Un fuerte aguacero hizo que se detuvieran a ponerse las capas de agua, estaban en medio del campo y no había ningún lugar en el que poder protegerse de esa nube tan negra, por lo que se dirigieron a la derecha del camino donde había unos árboles que al menos les protegerían de la intensidad de la lluvia. En poco más de media hora el viento fue desplazando la nube y ellos pudieron continuar, aunque el camino se encontraba muy embarrado.

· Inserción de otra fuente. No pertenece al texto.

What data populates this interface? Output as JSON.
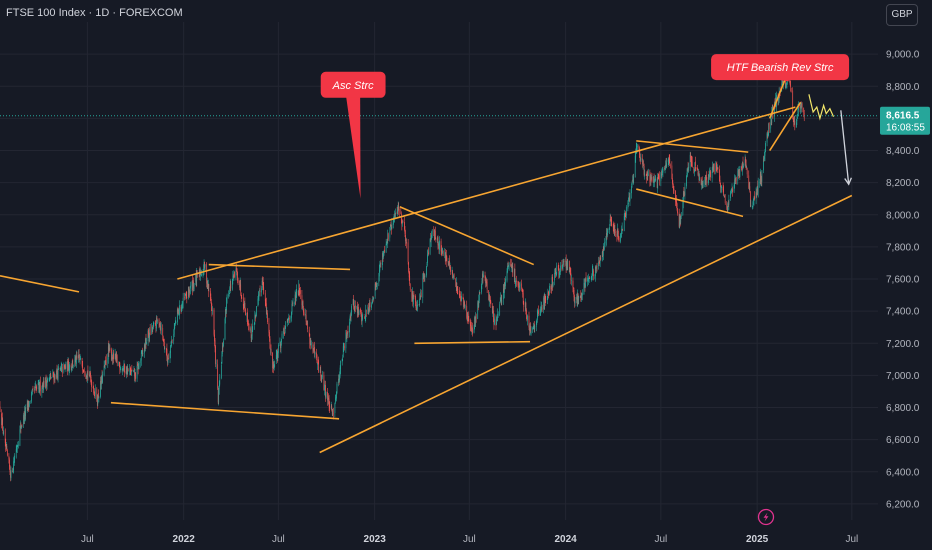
{
  "header": {
    "title": "FTSE 100 Index · 1D · FOREXCOM",
    "currency": "GBP"
  },
  "price_tag": {
    "price": "8,616.5",
    "countdown": "16:08:55"
  },
  "annotations": {
    "asc": "Asc Strc",
    "htf": "HTF Bearish Rev Strc"
  },
  "colors": {
    "background": "#161a25",
    "grid": "#232632",
    "up": "#26a69a",
    "down": "#ef5350",
    "trend": "#f7a531",
    "callout": "#f23645",
    "projection": "#f2e66a",
    "arrow": "#d1d4dc",
    "price_tag": "#26a69a"
  },
  "chart_data": {
    "type": "candlestick",
    "title": "FTSE 100 Index · 1D · FOREXCOM",
    "ylim": [
      6100,
      9200
    ],
    "yticks": [
      "6,200.0",
      "6,400.0",
      "6,600.0",
      "6,800.0",
      "7,000.0",
      "7,200.0",
      "7,400.0",
      "7,600.0",
      "7,800.0",
      "8,000.0",
      "8,200.0",
      "8,400.0",
      "8,600.0",
      "8,800.0",
      "9,000.0"
    ],
    "ytick_values": [
      6200,
      6400,
      6600,
      6800,
      7000,
      7200,
      7400,
      7600,
      7800,
      8000,
      8200,
      8400,
      8600,
      8800,
      9000
    ],
    "xticks": [
      {
        "label": "Jul",
        "date": "2021-07-01",
        "bold": false
      },
      {
        "label": "2022",
        "date": "2022-01-01",
        "bold": true
      },
      {
        "label": "Jul",
        "date": "2022-07-01",
        "bold": false
      },
      {
        "label": "2023",
        "date": "2023-01-01",
        "bold": true
      },
      {
        "label": "Jul",
        "date": "2023-07-01",
        "bold": false
      },
      {
        "label": "2024",
        "date": "2024-01-01",
        "bold": true
      },
      {
        "label": "Jul",
        "date": "2024-07-01",
        "bold": false
      },
      {
        "label": "2025",
        "date": "2025-01-01",
        "bold": true
      },
      {
        "label": "Jul",
        "date": "2025-07-01",
        "bold": false
      }
    ],
    "xrange": [
      "2021-01-15",
      "2025-08-20"
    ],
    "last_price": 8616.5,
    "price_anchors": [
      [
        "2021-01-15",
        6800
      ],
      [
        "2021-01-25",
        6550
      ],
      [
        "2021-02-05",
        6380
      ],
      [
        "2021-02-25",
        6700
      ],
      [
        "2021-03-20",
        6900
      ],
      [
        "2021-04-20",
        6980
      ],
      [
        "2021-05-20",
        7050
      ],
      [
        "2021-06-15",
        7100
      ],
      [
        "2021-07-05",
        7000
      ],
      [
        "2021-07-20",
        6850
      ],
      [
        "2021-08-10",
        7150
      ],
      [
        "2021-09-05",
        7050
      ],
      [
        "2021-10-01",
        7000
      ],
      [
        "2021-10-25",
        7250
      ],
      [
        "2021-11-15",
        7350
      ],
      [
        "2021-12-01",
        7100
      ],
      [
        "2021-12-20",
        7380
      ],
      [
        "2022-01-15",
        7550
      ],
      [
        "2022-02-10",
        7680
      ],
      [
        "2022-02-25",
        7400
      ],
      [
        "2022-03-08",
        6850
      ],
      [
        "2022-03-25",
        7500
      ],
      [
        "2022-04-12",
        7650
      ],
      [
        "2022-05-10",
        7250
      ],
      [
        "2022-06-01",
        7600
      ],
      [
        "2022-06-20",
        7050
      ],
      [
        "2022-07-10",
        7250
      ],
      [
        "2022-08-10",
        7550
      ],
      [
        "2022-09-01",
        7200
      ],
      [
        "2022-09-25",
        6950
      ],
      [
        "2022-10-12",
        6750
      ],
      [
        "2022-10-30",
        7100
      ],
      [
        "2022-11-20",
        7450
      ],
      [
        "2022-12-10",
        7350
      ],
      [
        "2022-12-30",
        7500
      ],
      [
        "2023-01-20",
        7800
      ],
      [
        "2023-02-15",
        8050
      ],
      [
        "2023-02-28",
        7900
      ],
      [
        "2023-03-12",
        7500
      ],
      [
        "2023-03-25",
        7400
      ],
      [
        "2023-04-20",
        7900
      ],
      [
        "2023-05-15",
        7750
      ],
      [
        "2023-06-01",
        7600
      ],
      [
        "2023-06-20",
        7450
      ],
      [
        "2023-07-07",
        7250
      ],
      [
        "2023-07-28",
        7650
      ],
      [
        "2023-08-20",
        7300
      ],
      [
        "2023-09-15",
        7700
      ],
      [
        "2023-10-10",
        7500
      ],
      [
        "2023-10-26",
        7280
      ],
      [
        "2023-11-20",
        7450
      ],
      [
        "2023-12-15",
        7650
      ],
      [
        "2024-01-05",
        7700
      ],
      [
        "2024-01-20",
        7450
      ],
      [
        "2024-02-10",
        7600
      ],
      [
        "2024-03-01",
        7650
      ],
      [
        "2024-03-25",
        7950
      ],
      [
        "2024-04-15",
        7850
      ],
      [
        "2024-05-10",
        8250
      ],
      [
        "2024-05-15",
        8450
      ],
      [
        "2024-06-01",
        8250
      ],
      [
        "2024-06-25",
        8200
      ],
      [
        "2024-07-15",
        8350
      ],
      [
        "2024-08-05",
        7950
      ],
      [
        "2024-08-25",
        8350
      ],
      [
        "2024-09-20",
        8200
      ],
      [
        "2024-10-15",
        8300
      ],
      [
        "2024-11-05",
        8050
      ],
      [
        "2024-11-25",
        8250
      ],
      [
        "2024-12-10",
        8350
      ],
      [
        "2024-12-20",
        8050
      ],
      [
        "2025-01-10",
        8250
      ],
      [
        "2025-01-20",
        8500
      ],
      [
        "2025-02-05",
        8700
      ],
      [
        "2025-02-18",
        8800
      ],
      [
        "2025-03-04",
        8850
      ],
      [
        "2025-03-12",
        8550
      ],
      [
        "2025-03-25",
        8700
      ],
      [
        "2025-04-01",
        8600
      ]
    ],
    "trendlines": [
      {
        "from": [
          "2021-01-15",
          7620
        ],
        "to": [
          "2021-06-15",
          7520
        ]
      },
      {
        "from": [
          "2021-12-20",
          7600
        ],
        "to": [
          "2025-03-15",
          8670
        ]
      },
      {
        "from": [
          "2022-09-18",
          6520
        ],
        "to": [
          "2025-07-01",
          8120
        ]
      },
      {
        "from": [
          "2021-08-15",
          6830
        ],
        "to": [
          "2022-10-25",
          6730
        ]
      },
      {
        "from": [
          "2022-02-18",
          7690
        ],
        "to": [
          "2022-11-15",
          7660
        ]
      },
      {
        "from": [
          "2023-02-18",
          8050
        ],
        "to": [
          "2023-11-01",
          7690
        ]
      },
      {
        "from": [
          "2023-03-18",
          7200
        ],
        "to": [
          "2023-10-25",
          7210
        ]
      },
      {
        "from": [
          "2024-05-15",
          8460
        ],
        "to": [
          "2024-12-15",
          8390
        ]
      },
      {
        "from": [
          "2024-05-15",
          8160
        ],
        "to": [
          "2024-12-05",
          7990
        ]
      },
      {
        "from": [
          "2025-01-25",
          8400
        ],
        "to": [
          "2025-03-25",
          8700
        ]
      },
      {
        "from": [
          "2025-01-25",
          8600
        ],
        "to": [
          "2025-03-05",
          8920
        ]
      }
    ],
    "projection": [
      [
        "2025-04-10",
        8750
      ],
      [
        "2025-04-18",
        8640
      ],
      [
        "2025-04-25",
        8670
      ],
      [
        "2025-05-01",
        8600
      ],
      [
        "2025-05-08",
        8680
      ],
      [
        "2025-05-13",
        8630
      ],
      [
        "2025-05-20",
        8660
      ],
      [
        "2025-05-27",
        8610
      ]
    ],
    "forecast_arrow": {
      "from": [
        "2025-06-10",
        8650
      ],
      "to": [
        "2025-06-25",
        8190
      ]
    },
    "callouts": [
      {
        "key": "asc",
        "box": [
          "2022-09-20",
          8890
        ],
        "tip": [
          "2022-12-05",
          8100
        ]
      },
      {
        "key": "htf",
        "box": [
          "2024-10-05",
          9000
        ],
        "tip": [
          "2025-03-05",
          8830
        ]
      }
    ]
  }
}
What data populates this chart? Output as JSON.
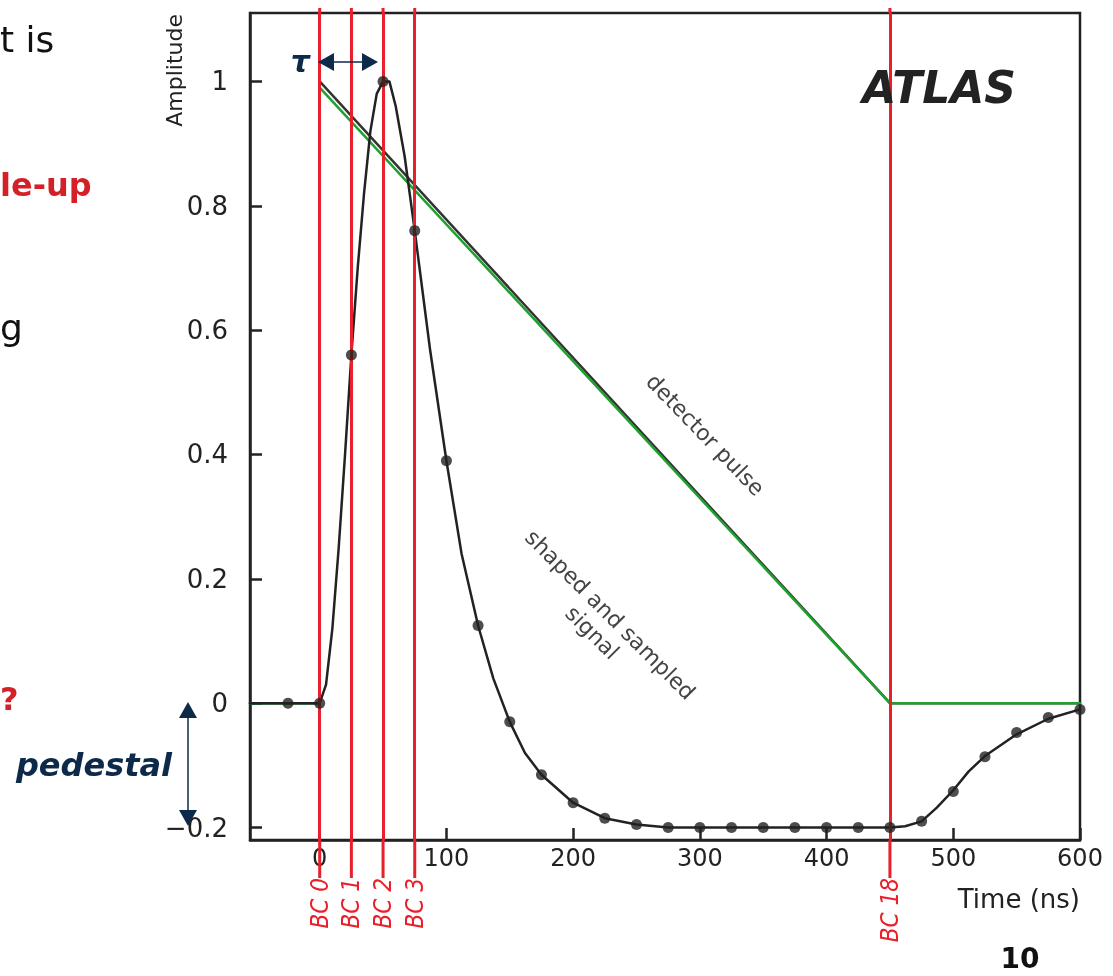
{
  "chart_data": {
    "type": "line",
    "xlabel": "Time (ns)",
    "ylabel": "Amplitude",
    "xlim": [
      -55,
      600
    ],
    "ylim": [
      -0.22,
      1.11
    ],
    "xticks": [
      0,
      100,
      200,
      300,
      400,
      500,
      600
    ],
    "yticks": [
      {
        "value": -0.2,
        "label": "−0.2"
      },
      0,
      0.2,
      0.4,
      0.6,
      0.8,
      1
    ],
    "grid": false,
    "series": [
      {
        "color": "#333333",
        "x": [
          -55,
          0,
          0,
          450,
          600
        ],
        "values": [
          0,
          0,
          1,
          0,
          0
        ],
        "marker": "none"
      },
      {
        "color": "#1fa02f",
        "x": [
          -55,
          0,
          0,
          450,
          600
        ],
        "values": [
          0,
          0,
          0.99,
          0,
          0
        ],
        "marker": "none"
      },
      {
        "color": "#222222",
        "x": [
          -55,
          0,
          5,
          10,
          15,
          20,
          25,
          30,
          35,
          40,
          45,
          50,
          55,
          60,
          67,
          75,
          87,
          100,
          112,
          125,
          137,
          150,
          162,
          175,
          200,
          225,
          250,
          275,
          300,
          350,
          400,
          450,
          462,
          475,
          487,
          500,
          512,
          525,
          550,
          575,
          600
        ],
        "values": [
          0,
          0,
          0.03,
          0.12,
          0.25,
          0.4,
          0.56,
          0.7,
          0.82,
          0.92,
          0.98,
          1.0,
          1.0,
          0.96,
          0.88,
          0.76,
          0.57,
          0.39,
          0.24,
          0.125,
          0.04,
          -0.03,
          -0.08,
          -0.115,
          -0.16,
          -0.185,
          -0.195,
          -0.2,
          -0.2,
          -0.2,
          -0.2,
          -0.2,
          -0.198,
          -0.19,
          -0.168,
          -0.14,
          -0.11,
          -0.085,
          -0.05,
          -0.025,
          -0.01
        ],
        "marker": "none"
      },
      {
        "type": "scatter",
        "color": "#222222",
        "x": [
          -25,
          0,
          25,
          50,
          75,
          100,
          125,
          150,
          175,
          200,
          225,
          250,
          275,
          300,
          325,
          350,
          375,
          400,
          425,
          450,
          475,
          500,
          525,
          550,
          575,
          600
        ],
        "values": [
          0,
          0,
          0.56,
          1.0,
          0.76,
          0.39,
          0.125,
          -0.03,
          -0.115,
          -0.16,
          -0.185,
          -0.195,
          -0.2,
          -0.2,
          -0.2,
          -0.2,
          -0.2,
          -0.2,
          -0.2,
          -0.2,
          -0.19,
          -0.142,
          -0.086,
          -0.047,
          -0.023,
          -0.01
        ],
        "marker": "circle"
      }
    ],
    "ref_lines": [
      {
        "axis": "x",
        "value": 0,
        "label": "BC 0",
        "color": "#e8202a"
      },
      {
        "axis": "x",
        "value": 25,
        "label": "BC 1",
        "color": "#e8202a"
      },
      {
        "axis": "x",
        "value": 50,
        "label": "BC 2",
        "color": "#e8202a"
      },
      {
        "axis": "x",
        "value": 75,
        "label": "BC 3",
        "color": "#e8202a"
      },
      {
        "axis": "x",
        "value": 450,
        "label": "BC 18",
        "color": "#e8202a"
      }
    ],
    "annotations": [
      "τ",
      "pedestal",
      "ATLAS",
      "detector pulse",
      "shaped and sampled\nsignal",
      "t is",
      "le-up",
      "g",
      "?",
      "10"
    ]
  }
}
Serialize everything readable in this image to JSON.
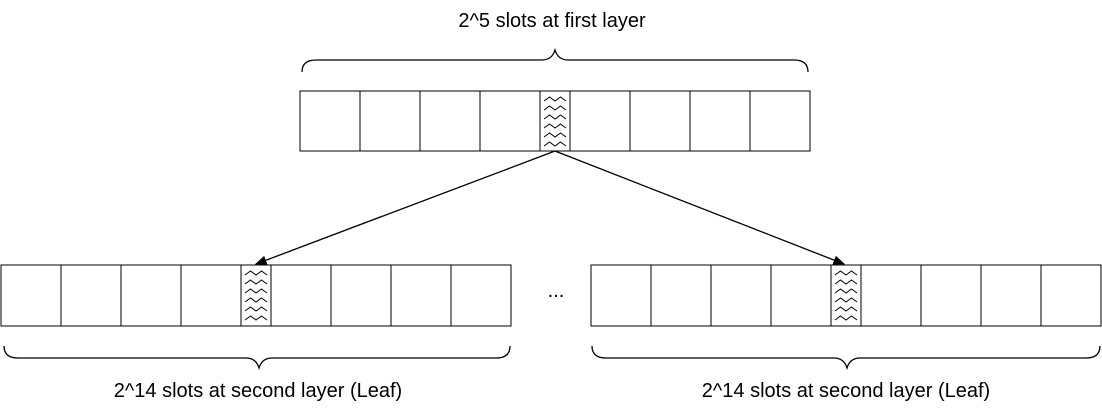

Ahora las huellas del carro eran aún más profundas y en los tramos en los que el camino tenía una pendiente no agarraban bien en el suelo y se veían marcas de pisadas de las personas que se habían aferrado a él para que pudiera seguir.

Cuando llevaban algo más de dos horas de viaje pudieron ver a lo lejos el grupo que les iba abriendo el camino, estaba formado por algo más de una docena de personas que viajaban en caballos y mulas además del carro que era tirado por dos caballos percherones.

Cuando estuvieron a su altura, uno de los viajeros se detuvo para saludarles, era un clérigo que al ver que también eran peregrinos por las vestimentas que llevaban les invitaron a que se unieran al grupo, a lo que Bernard aceptó agradeciendo la invitación.

Somos peregrinos —dijo el clérigo —venimos desde un pueblecito de Baviera y nos dirigimos a Compostela. Alguno de los integrantes de nuestro grupo entiende su idioma, pero creo que yo soy el que podrá hacer de intérprete ya que los demás no lo saben hablar.

—Pues vienen desde muy lejos —dijo Bernard.